Lesson 3: The COBOL developer is part of the solution. Rob's monitoring program (UTLMONPR) replaced a manual DBA process that ran "when someone remembered." The developer who understands the data patterns is the right person to design the monitoring logic.

Lesson 4: DRAIN_WAIT and RETRY settings matter. The initial deployment used DRAIN_WAIT 30 with RETRY 2. The first week, two REORGs terminated because a batch program had a 45-second commit interval. Increasing DRAIN_WAIT to 120 and RETRY to 5 eliminated the problem. Know your batch commit patterns.

Lesson 5: Inline operations are free performance. Inline COPY and RUNSTATS add negligible time to the REORG (the data is already being read) and eliminate two separate utility passes. There is no reason to run them separately unless you have a specific scheduling constraint.

Discussion Questions

1. CNB's strategy is metric-gated: REORG runs only when thresholds are breached. What are the risks of this approach compared to a fixed schedule? How would you mitigate them?

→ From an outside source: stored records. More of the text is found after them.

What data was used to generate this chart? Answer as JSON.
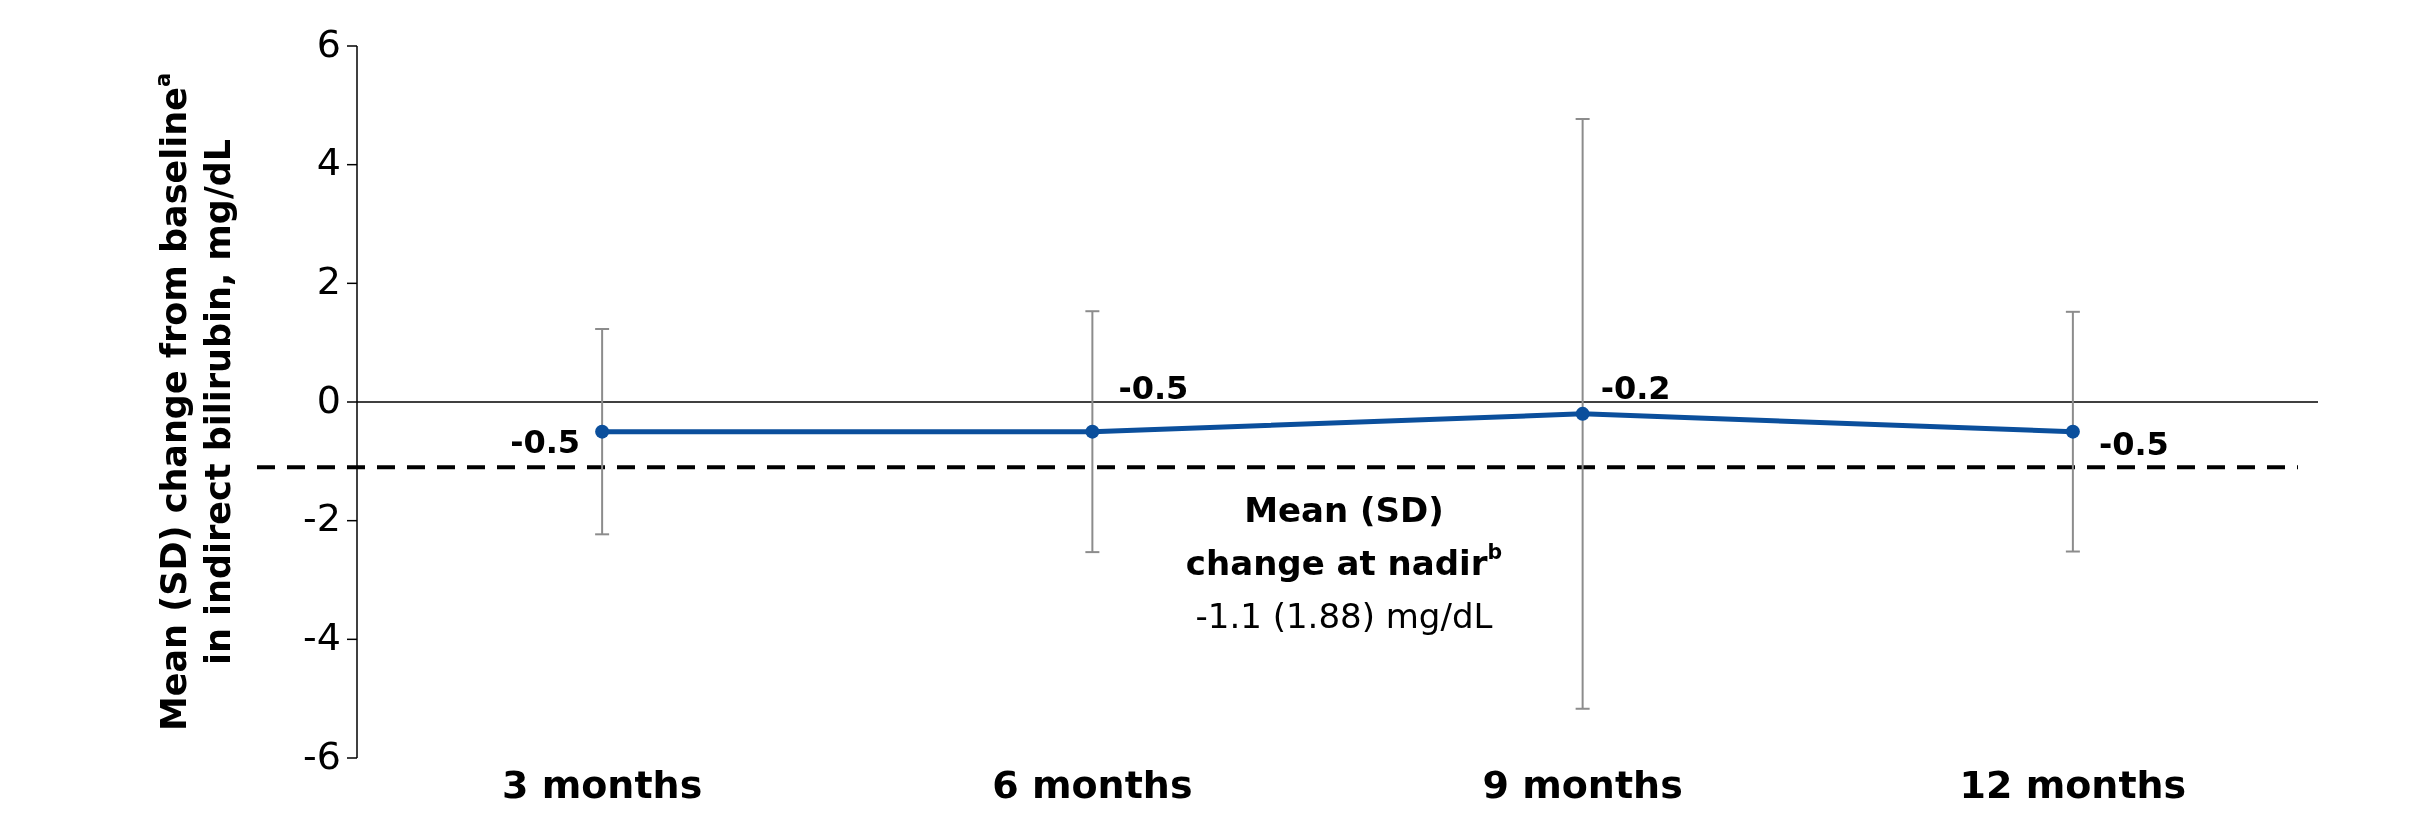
{
  "chart_data": {
    "type": "line",
    "ylabel": "Mean (SD) change from baseline$^{a}$\nin indirect bilirubin, mg/dL",
    "categories": [
      "3 months",
      "6 months",
      "9 months",
      "12 months"
    ],
    "series": [
      {
        "color": "#0b4f9c",
        "values": [
          -0.5,
          -0.5,
          -0.2,
          -0.5
        ],
        "errors": [
          1.73,
          2.03,
          4.97,
          2.02
        ]
      }
    ],
    "ylim": [
      -6,
      6
    ],
    "yticks": [
      -6,
      -4,
      -2,
      0,
      2,
      4,
      6
    ],
    "grid": false,
    "marker": "circle",
    "line_style": "solid",
    "data_labels": true,
    "ref_lines": [
      {
        "axis": "y",
        "value": -1.1,
        "label": "Mean (SD)\nchange at nadir$^{b}$\n-1.1 (1.88) mg/dL",
        "color": "#000000",
        "line_style": "dashed"
      }
    ]
  }
}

2. The DRAIN_WAIT and RETRY settings were adjusted after the first week. How would you determine the optimal values for your own environment without trial and error?

3. Rob's monitoring program runs daily. Could real-time monitoring (checking metrics continuously) be better? What would be the trade-offs?

4. The mapping table for online REORG resides in the same database as the production data. Is this a good practice? What would happen if the mapping table's tablespace had a media failure during REORG?

5. CNB chose TIMEOUT TERM, which terminates the REORG if drain fails. Under what circumstances might TIMEOUT ABEND (terminate the blocking application) be the better choice?